Neither of the other series in the “Mature” sampler makes that much of an impression. Iqura Sugimoto’s Variante is about a teen girl with a horrible arm grafted onto her after the mysterious death of her parents. The art is attractive, but if I had to pick an evil-arm manga, I’d probably stick with Parasyte, even though it isn’t as pretty. (Again, it’s hard to tell with so few pages.)
Kitsune Tennouji’s Orfina is one of two “girl soldier” stories excerpted in the samplers, and I found it tough to get past the cover image featuring the heroine’s breast-hugging chest plate. (Not much room to buffer the impact of a cudgel there, if you ask me.) Cuvie’s Dorothea (shown in the “Teen Plus” book) seems a lot more interesting. The title character is an albino in one of the few communities where such people aren’t viewed as dangerous witches. She takes up arms to protect her home from unfriendly neighbors. It’s got nice art, and it seems to make more interesting use of the “girl soldier” premise.
Speaking of premises, Kyoko Shitou’s Key to the Kingdom has a great one. A bunch of potential rulers are racing for a sacred object that will give them the throne. The excerpt itself isn’t great shakes. It’s got pretty shôjo art, but the pages shown here don’t do much to throw readers into the story.

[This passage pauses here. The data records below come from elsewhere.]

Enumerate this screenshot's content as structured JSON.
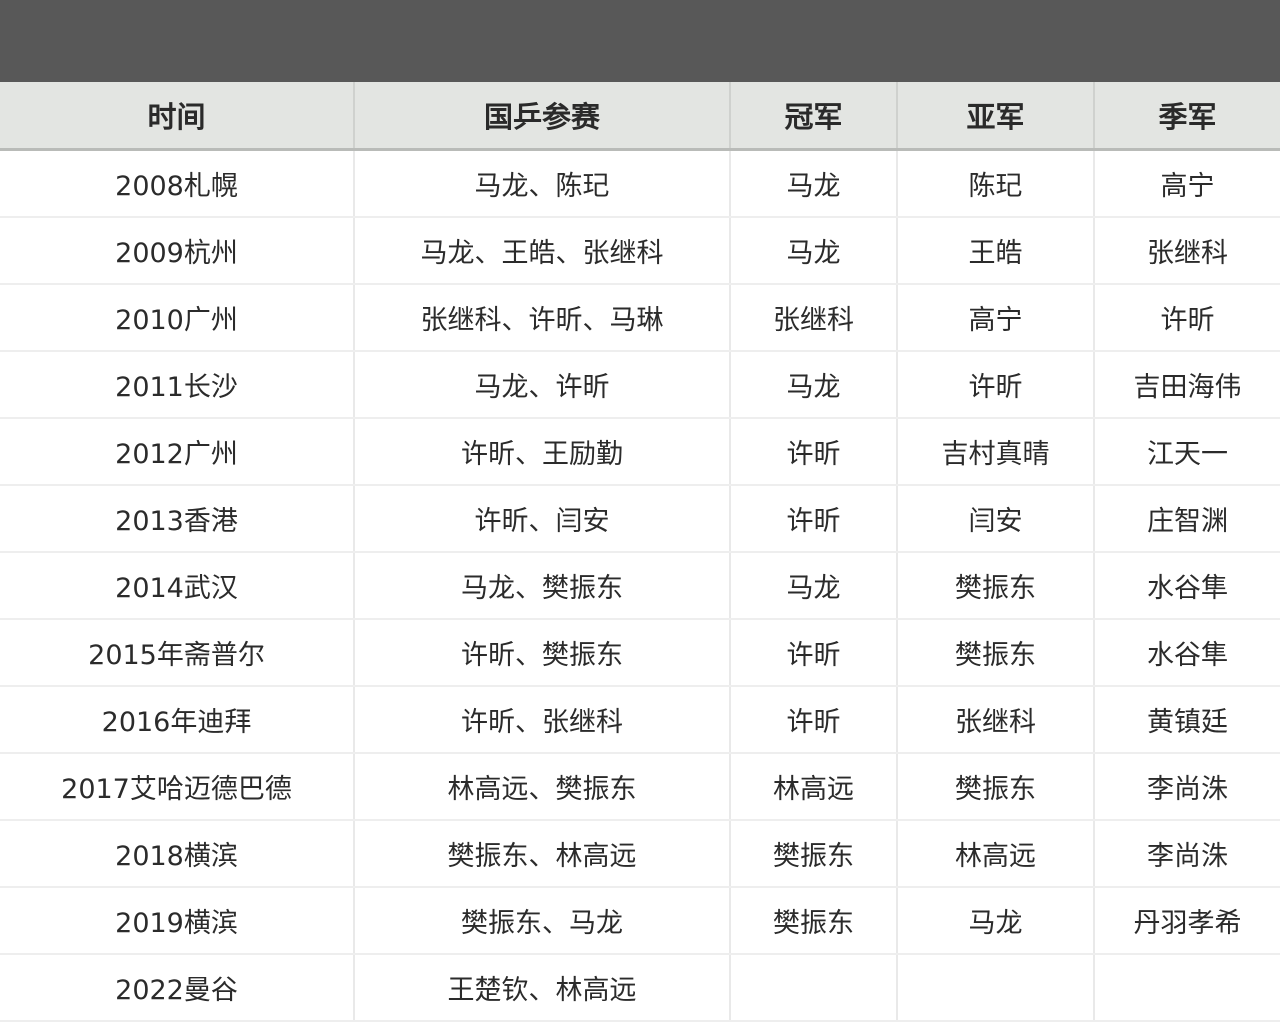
{
  "table": {
    "headers": [
      "时间",
      "国乒参赛",
      "冠军",
      "亚军",
      "季军"
    ],
    "rows": [
      [
        "2008札幌",
        "马龙、陈玘",
        "马龙",
        "陈玘",
        "高宁"
      ],
      [
        "2009杭州",
        "马龙、王皓、张继科",
        "马龙",
        "王皓",
        "张继科"
      ],
      [
        "2010广州",
        "张继科、许昕、马琳",
        "张继科",
        "高宁",
        "许昕"
      ],
      [
        "2011长沙",
        "马龙、许昕",
        "马龙",
        "许昕",
        "吉田海伟"
      ],
      [
        "2012广州",
        "许昕、王励勤",
        "许昕",
        "吉村真晴",
        "江天一"
      ],
      [
        "2013香港",
        "许昕、闫安",
        "许昕",
        "闫安",
        "庄智渊"
      ],
      [
        "2014武汉",
        "马龙、樊振东",
        "马龙",
        "樊振东",
        "水谷隼"
      ],
      [
        "2015年斋普尔",
        "许昕、樊振东",
        "许昕",
        "樊振东",
        "水谷隼"
      ],
      [
        "2016年迪拜",
        "许昕、张继科",
        "许昕",
        "张继科",
        "黄镇廷"
      ],
      [
        "2017艾哈迈德巴德",
        "林高远、樊振东",
        "林高远",
        "樊振东",
        "李尚洙"
      ],
      [
        "2018横滨",
        "樊振东、林高远",
        "樊振东",
        "林高远",
        "李尚洙"
      ],
      [
        "2019横滨",
        "樊振东、马龙",
        "樊振东",
        "马龙",
        "丹羽孝希"
      ],
      [
        "2022曼谷",
        "王楚钦、林高远",
        "",
        "",
        ""
      ]
    ]
  }
}
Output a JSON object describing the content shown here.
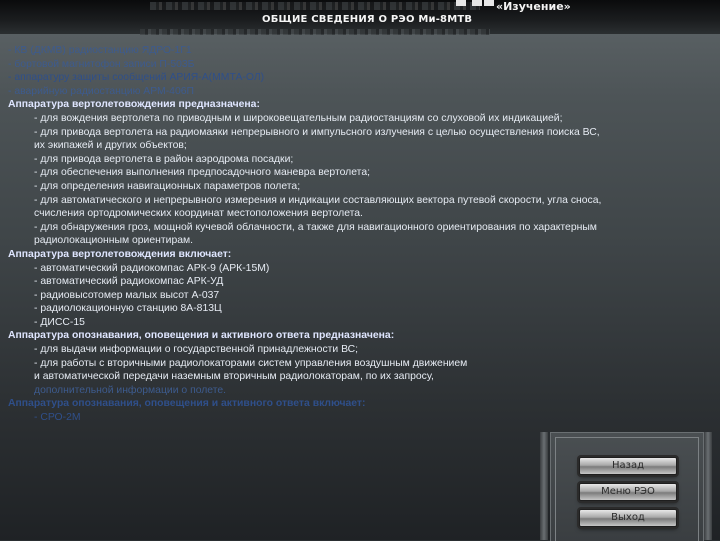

And maybe it’s all the recent chat about seinen, but Samurai Commando: Mission 1549 (by Ark Performance and Harutoshi Fukui, original idea by Ryo Hanmura) really made a great impression. It’s nothing I would have glanced at if I’d just heard the description (modern-day soldiers go back in time to Japan’s feudal past and decide to take over, necessitating another group of modern-day soldiers to follow them and set things straight), but even I got swept up in the pure testosterone. Tanks versus samurai? That’s got to be worth at least one volume. “FIIIRE!!!” Indeed!